SATA/300 or 3.0Gbps is compatible with SATA/150 or 1.5Gbps; it works the same there is little difference except the speed. Note however no harddrive exists that really gets any speed benefit from using 3.0Gbps, since harddrives cannot achieve 150MB/s yet.
So if you get SATA/300, the cable can transfer up to 300MB/s, but the drive itself will still be limited to 50 - 125MB/s. If you're doing this for speed, don't have any expectations that SATA/300 will be any faster.
im doing this because the hard drive im considering buying to replace the pos Seagate thats writing at 1.5-3mb/sec is a sata 300 drive, and i need to boot a floppy to switch it over to 1.5 and i cant do that unless i have the controller. here ill post the links
If your harddrive only transfers under 5MB/s, you probably have a PIO issue. This is very common and has 20 million hits on Google. You can fix it pretty easy and the drive should run faster.

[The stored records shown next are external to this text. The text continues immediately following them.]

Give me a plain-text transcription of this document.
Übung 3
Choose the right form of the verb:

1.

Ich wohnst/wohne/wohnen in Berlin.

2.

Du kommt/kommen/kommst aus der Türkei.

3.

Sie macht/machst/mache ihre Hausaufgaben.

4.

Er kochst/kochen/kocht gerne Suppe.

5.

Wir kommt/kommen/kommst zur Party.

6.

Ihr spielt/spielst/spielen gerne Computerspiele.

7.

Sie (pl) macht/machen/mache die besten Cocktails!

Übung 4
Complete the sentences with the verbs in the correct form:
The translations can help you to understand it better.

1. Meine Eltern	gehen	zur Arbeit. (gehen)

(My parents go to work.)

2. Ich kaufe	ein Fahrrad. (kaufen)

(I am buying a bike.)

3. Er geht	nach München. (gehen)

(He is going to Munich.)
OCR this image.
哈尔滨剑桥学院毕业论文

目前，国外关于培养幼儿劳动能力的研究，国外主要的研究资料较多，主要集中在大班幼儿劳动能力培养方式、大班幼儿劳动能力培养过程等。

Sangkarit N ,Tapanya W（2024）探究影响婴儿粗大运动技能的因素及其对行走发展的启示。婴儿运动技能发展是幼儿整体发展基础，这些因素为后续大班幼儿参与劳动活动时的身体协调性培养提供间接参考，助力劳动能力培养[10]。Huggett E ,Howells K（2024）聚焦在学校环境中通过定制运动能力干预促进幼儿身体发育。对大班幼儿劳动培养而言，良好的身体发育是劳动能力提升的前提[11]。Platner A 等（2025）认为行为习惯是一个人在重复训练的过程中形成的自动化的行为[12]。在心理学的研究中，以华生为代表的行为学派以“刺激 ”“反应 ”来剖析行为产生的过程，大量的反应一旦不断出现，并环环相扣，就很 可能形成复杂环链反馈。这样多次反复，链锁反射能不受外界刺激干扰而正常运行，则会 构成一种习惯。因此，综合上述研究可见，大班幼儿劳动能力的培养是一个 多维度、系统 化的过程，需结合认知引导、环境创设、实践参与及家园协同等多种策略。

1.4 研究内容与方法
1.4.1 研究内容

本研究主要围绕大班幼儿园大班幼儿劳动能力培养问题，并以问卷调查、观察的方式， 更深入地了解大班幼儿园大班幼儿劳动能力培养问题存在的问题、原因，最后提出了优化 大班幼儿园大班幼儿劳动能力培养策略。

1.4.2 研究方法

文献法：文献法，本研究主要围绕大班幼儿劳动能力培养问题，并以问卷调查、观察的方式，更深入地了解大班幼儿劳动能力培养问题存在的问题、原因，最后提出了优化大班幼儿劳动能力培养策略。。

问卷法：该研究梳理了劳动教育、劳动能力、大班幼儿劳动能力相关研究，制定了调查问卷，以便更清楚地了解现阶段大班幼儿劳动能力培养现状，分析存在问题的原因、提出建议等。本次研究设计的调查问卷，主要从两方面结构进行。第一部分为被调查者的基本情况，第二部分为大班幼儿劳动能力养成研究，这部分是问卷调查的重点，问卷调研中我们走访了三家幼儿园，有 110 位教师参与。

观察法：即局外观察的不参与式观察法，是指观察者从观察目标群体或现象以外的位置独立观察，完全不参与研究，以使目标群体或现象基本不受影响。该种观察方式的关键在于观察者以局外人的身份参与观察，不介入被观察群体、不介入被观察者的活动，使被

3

Please download HDTune from the web, run a benchmark on the drive, let it finish, make a screenshot and post it here. I should be able to tell whether or not you have a PIO issue. If you do, you can resolve it with just a few mouse clicks and your drive will run at full speed again.
PIO is unrelated to what controller you use, and its likely not the fault of the HDD. Any harddrive or SSD can have a PIO problem; its a design weakness in Windows. PIO is a 'fail safe' mode that's used as fallback solution whenever a DMA transfer fails. DMA is what you should be using - Direct Memory Access. PIO will always be slow and comes with very high CPU (interrupt) usage causing extremely slow performance, sometimes even slowing your mouse down.
In most cases, deleting/uninstalling the SATA controller in Device Manager will fix the problem. After rebooting, it will automatically find and install the controller again and this will 'reset' the transfer mode to DMA like it should be and the speed problems and high CPU usage should be fixed.
If not, it may be a cable issue. Bad cables can cause PIO problems. Especially if after resetting to DMA it falls back to PIO again after some minutes, its likely a cable issue - replace the cable with a GOOD quality cable and do not bend the cable but let it go naturally in your computer casing.
In device manager, do not delete the drive itself, but the controller it is connected to. For example a screenshot:
The controller which says PIO, which is, if you did the red arrows correctly, "Secondary IDE channel".
It can't really hurt to delete/uninstall them; you can remove all of them and they will be found next time you boot. Check the tabs again to see if it still says PIO or says DMA. It should say DMA. Then test with HDTune to see if your speeds and CPU usage return to normal.
You have 2 pending bad sectors. And the drive is extremely hot which would limit its lifespan. Make sure the drive is properly cooled, backup all data and overwrite the drive with zeroes using a zero-write utility. This will make the "uncorrectable pending sectors" disappear and convert into "reallocated sectors". Currently you have 3 bad sectors which have been replaced by reserve sectors and 2 bad sectors which cannot be replaced until you write to those sectors; that's why you need a zero-write.
The seek error rate is also very high, but that might be related to your extremely high temperature. Generally you should treat your drives better; as they are vulnerable mechanical devices prone to failure. Do not store anything valuable on the drive unless you got a good backup.
i have a older drive which has probably taken far more of a beating than the one i showed and also i believe that one drive fails to record temperatures right, ether way there isnt much i can do about keeping them colder, and the high seek rate, i believe that is something that seagates fail to report accurately, i looked up seagate and it told me that in the smart for it there are a few values that will be way off and that is just normal for a seagate. the other drive is 4 years old and it doesn't have a single error on it and its been running during summer when my room can reach over 100f, the drives have to run a crap ton hotter than than now when my room stays sub 70 if i have any say in the matter.
can you explain that zero-write utility a bit. and what will happen when i use it?